We are all aware that Big Data is now an important part of businesses across the world. From the ways that they are making decisions to the split second choices that machines are making through the sensors attached to them.
However, we need to remember that Big Data, unlike many other business related trends, is still in its infancy, our generation are the founders of the movement. This means that it is not yet fully grown and the results of its use are not always perfect.
So what currently makes Big Data imperfect?
Big Data Sets Does Not Mean Big Information
We need to look at data sets in a scientific way. They are not just the pools from which information can be gathered, because much like fishing in a lake, if there are several different types of fish in there, you could catch any one of them.
The same could be true with data, with several uncontrollable variables often included within the data that is being analyzed.
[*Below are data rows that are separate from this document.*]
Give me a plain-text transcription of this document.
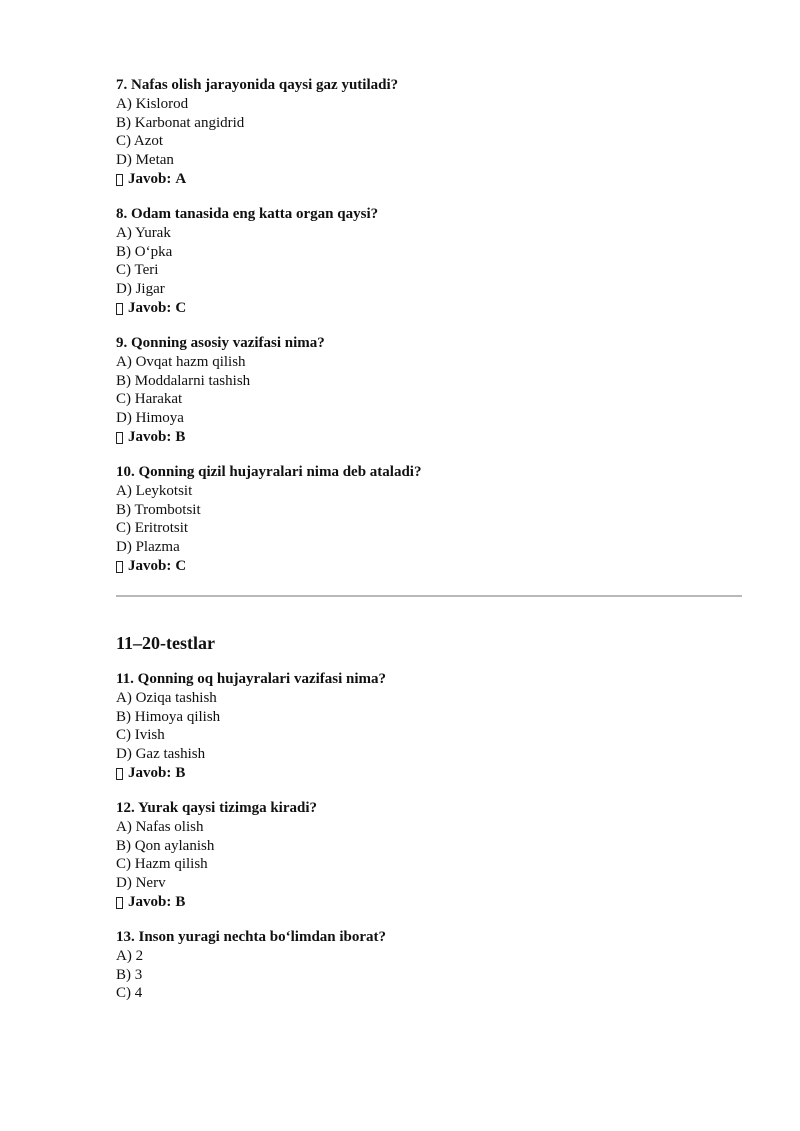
7. Nafas olish jarayonida qaysi gaz yutiladi?
A) Kislorod
B) Karbonat angidrid
C) Azot
D) Metan
Javob: A
8. Odam tanasida eng katta organ qaysi?
A) Yurak
B) O‘pka
C) Teri
D) Jigar
Javob: C
9. Qonning asosiy vazifasi nima?
A) Ovqat hazm qilish
B) Moddalarni tashish
C) Harakat
D) Himoya
Javob: B
10. Qonning qizil hujayralari nima deb ataladi?
A) Leykotsit
B) Trombotsit
C) Eritrotsit
D) Plazma
Javob: C
11–20-testlar
11. Qonning oq hujayralari vazifasi nima?
A) Oziqa tashish
B) Himoya qilish
C) Ivish
D) Gaz tashish
Javob: B
12. Yurak qaysi tizimga kiradi?
A) Nafas olish
B) Qon aylanish
C) Hazm qilish
D) Nerv
Javob: B
13. Inson yuragi nechta bo‘limdan iborat?
A) 2
B) 3
C) 4
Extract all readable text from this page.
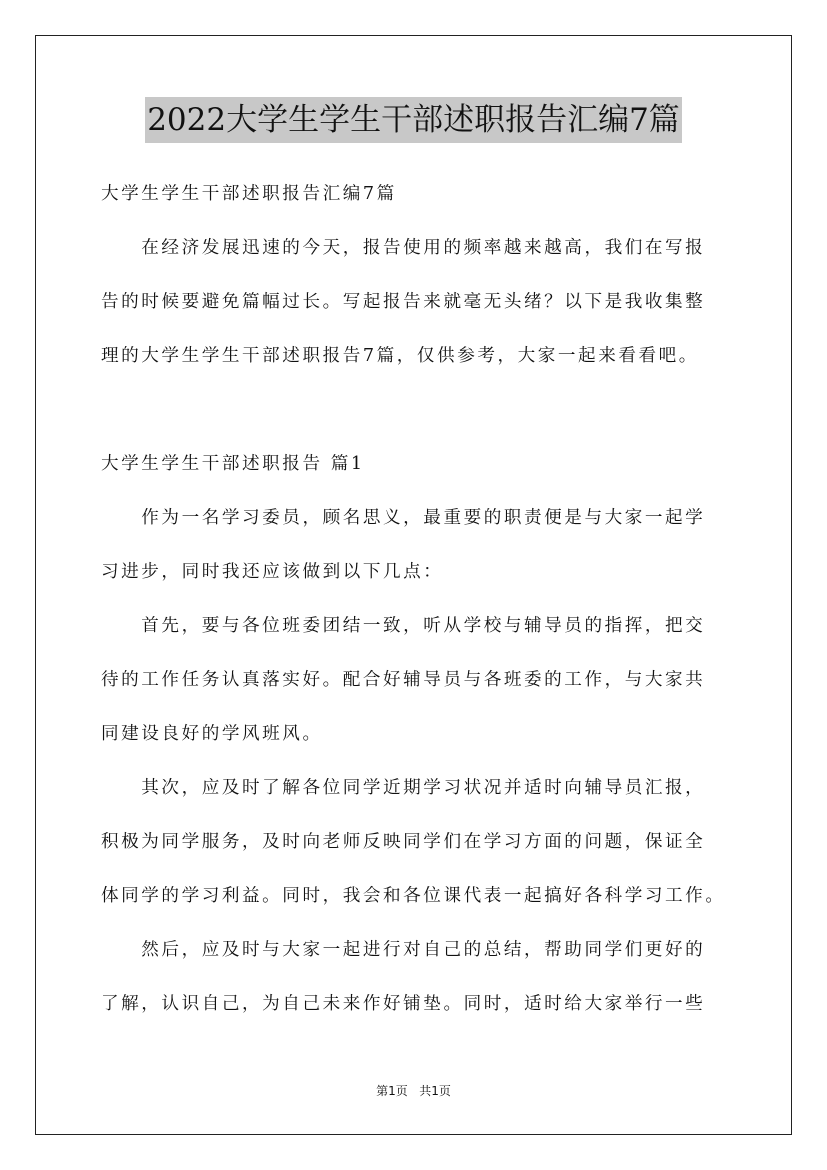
2022大学生学生干部述职报告汇编7篇
大学生学生干部述职报告汇编7篇
　　在经济发展迅速的今天，报告使用的频率越来越高，我们在写报
告的时候要避免篇幅过长。写起报告来就毫无头绪？以下是我收集整
理的大学生学生干部述职报告7篇，仅供参考，大家一起来看看吧。
大学生学生干部述职报告 篇1
　　作为一名学习委员，顾名思义，最重要的职责便是与大家一起学
习进步，同时我还应该做到以下几点：
　　首先，要与各位班委团结一致，听从学校与辅导员的指挥，把交
待的工作任务认真落实好。配合好辅导员与各班委的工作，与大家共
同建设良好的学风班风。
　　其次，应及时了解各位同学近期学习状况并适时向辅导员汇报，
积极为同学服务，及时向老师反映同学们在学习方面的问题，保证全
体同学的学习利益。同时，我会和各位课代表一起搞好各科学习工作。
　　然后，应及时与大家一起进行对自己的总结，帮助同学们更好的
了解，认识自己，为自己未来作好铺垫。同时，适时给大家举行一些
第1页 共1页
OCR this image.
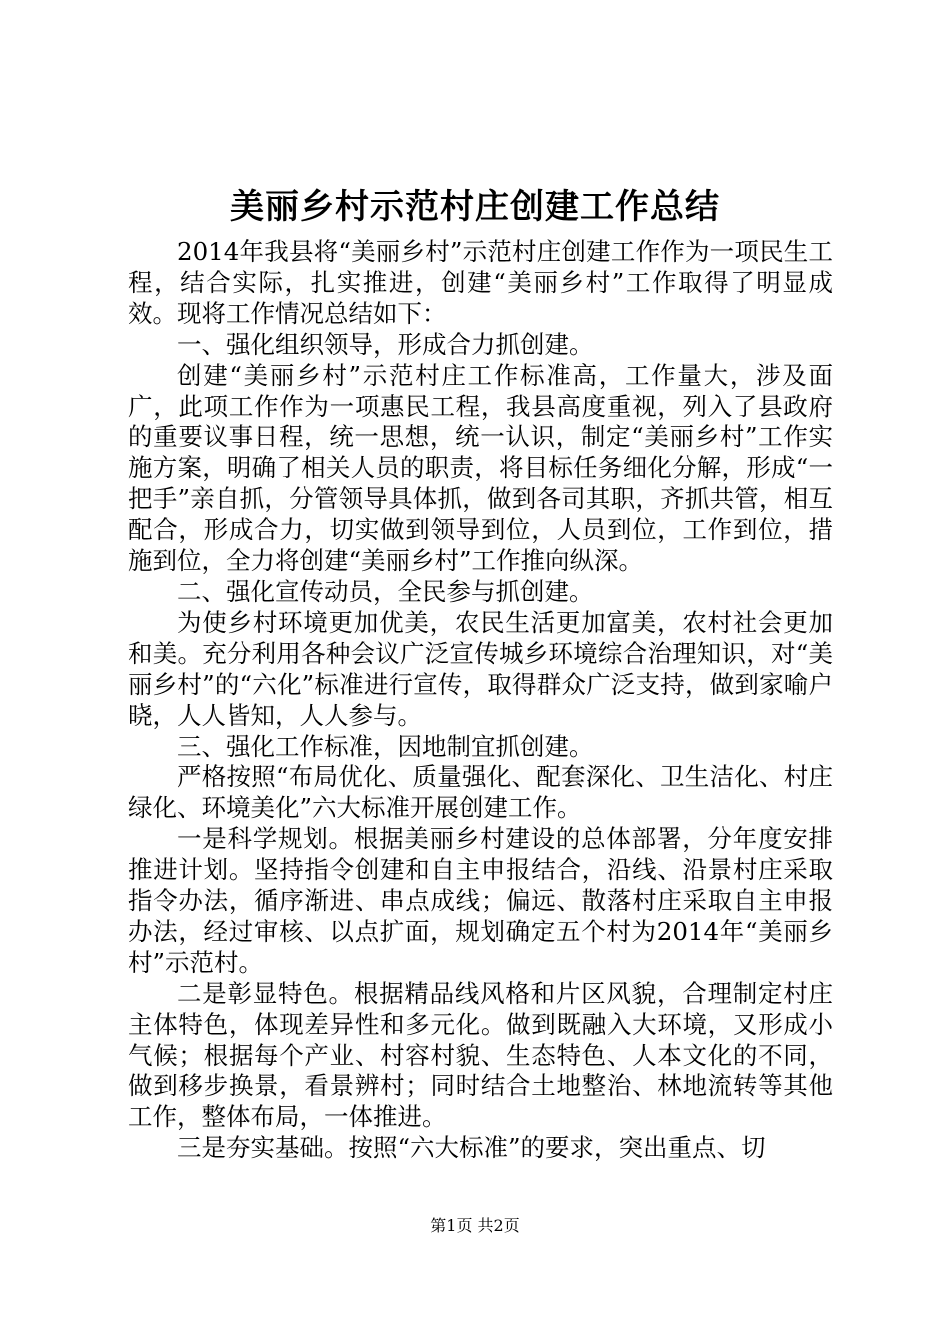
美丽乡村示范村庄创建工作总结

2014年我县将“美丽乡村”示范村庄创建工作作为一项民生工程，结合实际，扎实推进，创建“美丽乡村”工作取得了明显成效。现将工作情况总结如下：

一、强化组织领导，形成合力抓创建。

创建“美丽乡村”示范村庄工作标准高，工作量大，涉及面广，此项工作作为一项惠民工程，我县高度重视，列入了县政府的重要议事日程，统一思想，统一认识，制定“美丽乡村”工作实施方案，明确了相关人员的职责，将目标任务细化分解，形成“一把手”亲自抓，分管领导具体抓，做到各司其职，齐抓共管，相互配合，形成合力，切实做到领导到位，人员到位，工作到位，措施到位，全力将创建“美丽乡村”工作推向纵深。

二、强化宣传动员，全民参与抓创建。

为使乡村环境更加优美，农民生活更加富美，农村社会更加和美。充分利用各种会议广泛宣传城乡环境综合治理知识，对“美丽乡村”的“六化”标准进行宣传，取得群众广泛支持，做到家喻户晓，人人皆知，人人参与。

三、强化工作标准，因地制宜抓创建。

严格按照“布局优化、质量强化、配套深化、卫生洁化、村庄绿化、环境美化”六大标准开展创建工作。

一是科学规划。根据美丽乡村建设的总体部署，分年度安排推进计划。坚持指令创建和自主申报结合，沿线、沿景村庄采取指令办法，循序渐进、串点成线；偏远、散落村庄采取自主申报办法，经过审核、以点扩面，规划确定五个村为2014年“美丽乡村”示范村。

二是彰显特色。根据精品线风格和片区风貌，合理制定村庄主体特色，体现差异性和多元化。做到既融入大环境，又形成小气候；根据每个产业、村容村貌、生态特色、人本文化的不同，做到移步换景，看景辨村；同时结合土地整治、林地流转等其他工作，整体布局，一体推进。

三是夯实基础。按照“六大标准”的要求，突出重点、切

第1页 共2页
One of the most common ways to get rid of these is through filtering the data, which in itself can skew the analysis. When removing some of the variables, you may be taking out the most important one or if you are trying to make the sample strictly controlled it could make the sample so small that the relevance of using Big Data becomes pointless as the results seem relatively obvious.
Data Is About Patterns
Finding correlations in data is about finding patterns within it. This by its very nature means that there is going to be a certain degree of bias within the system as the ability to find patterns is inherently biased because these are patterns perceptible to the human brain.
With complex data systems it is possible to find some of these without this bias affecting it too much, but in reality we see that many patterns are found through visualization, something that certainly requires mainly human interaction with the images to find a pattern. This may mean that several important patterns could be missed literally through human error.
You Need To Know About More Than The Numbers
Knowing that seeing a particular pattern and causal trends across a few different strands is the basic way that patterns are formed. If you can see that a certain object is being sold at a certain time of year or that people in a certain area are more likely to use a particular website is great, but in order to make any impact from this information, it is vital that the underlying causes of this pattern are known.
Why are people buying this? What makes people from that area visit that website?
Simply knowing that they are doing this may provide insight, but this is very shallow and does not allow a company to make the most of the opportunities presented to them through this information. If you don’t know why the data shows what it does, how are you going to make changes based on it?
There needs to be an understanding of the analysis beyond seeing that it exists, which at the moment is often something that data alone cannot do.
Despite these, it is worth mentioning again that Big Data is in its infancy. As it is not fully established, the chances are that many of these issues will be resolved in the years to come. We are not yet at the top of the curve of Big Data, in fact despite the massive strides we have taken in the last few years, we are still near the bottom.